Dr. LouAnn Woodward, UMMC’s vice chancellor, called the field hospital “a Band-Aid,” noting it as a helpful but limited addition to the hospital’s toolkit. It will be able to host a maximum of 50 COVID-19 patients, and UMMC expects the federal government to send between 30-35 medical professionals to staff it.

Wednesday, Gov. Tate Reeves said Mississippians should remain calm and that total hospitalizations “remain below where they were at our peak from August of 2020.”

Reeves also said the state’s total number of patients in ICU beds remains “at or near our peak levels from August of 2020.”

Those claims are incorrect, however.

In August 2020, COVID-related hospitalizations peaked at 978. Tuesday that number was 1,378 — 400 higher.

One year ago, the peak number of ICU beds filled with COVID-related patients was 337. Tuesday that number was 388.

Health experts continue to stress that being fully vaccinated is the only adequate protection against COVID-19. Though Mississippi’s vaccination rate has increased significantly in recent weeks — up 107%, according to MSDH — it still lags behind 48 other states.

State Health Officer Dr.
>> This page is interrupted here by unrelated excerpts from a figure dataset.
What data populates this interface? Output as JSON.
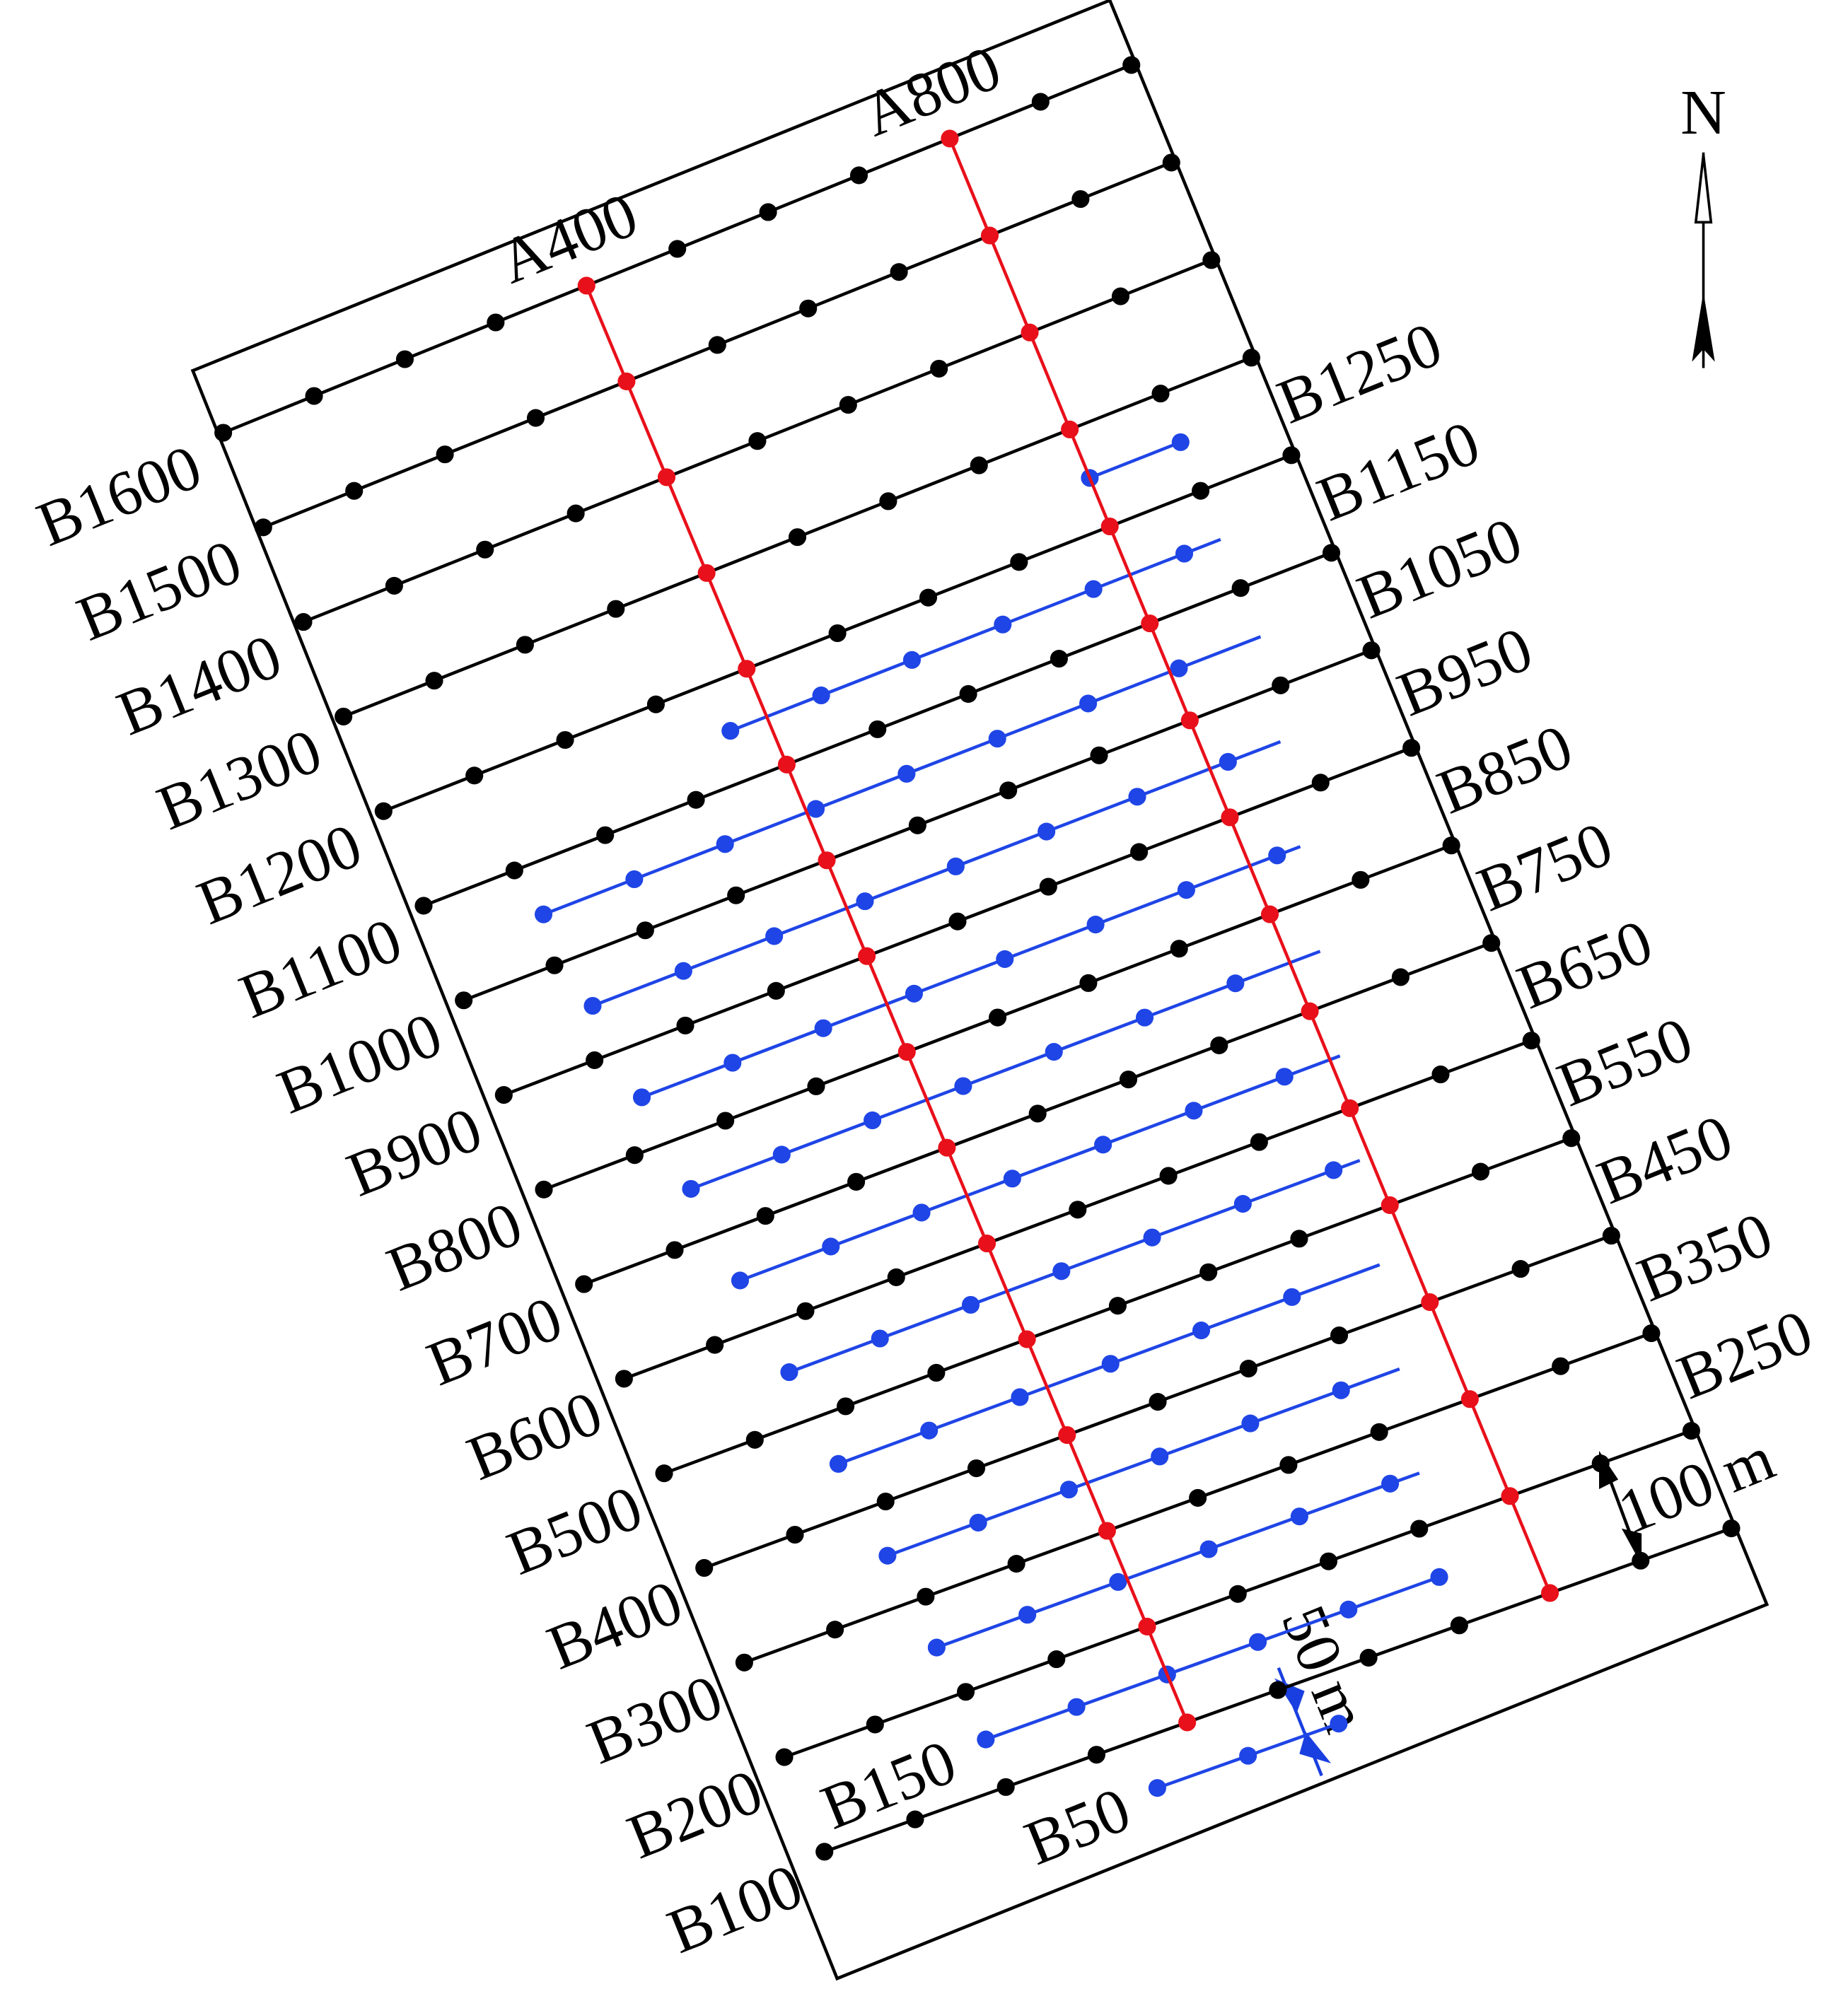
{
  "north": "N",
  "scale_labels": [
    "100 m",
    "50 m"
  ],
  "a_lines": [
    "A400",
    "A800"
  ],
  "left_labels": [
    "B100",
    "B200",
    "B300",
    "B400",
    "B500",
    "B600",
    "B700",
    "B800",
    "B900",
    "B1000",
    "B1100",
    "B1200",
    "B1300",
    "B1400",
    "B1500",
    "B1600"
  ],
  "right_labels": [
    "B250",
    "B350",
    "B450",
    "B550",
    "B650",
    "B750",
    "B850",
    "B950",
    "B1050",
    "B1150",
    "B1250"
  ],
  "bottom_labels": [
    "B50",
    "B150"
  ]
}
Thomas Dobbs expressed his frustration with those declining vaccines on Wednesday, noting that they are driving the surge in cases, hospitalizations and deaths that has brought the state’s healthcare system to such a weakened and threatened state.

“I kind of personally feel like I’m an air traffic controller, and every day I’m watching two airliners collide,” Dobbs said.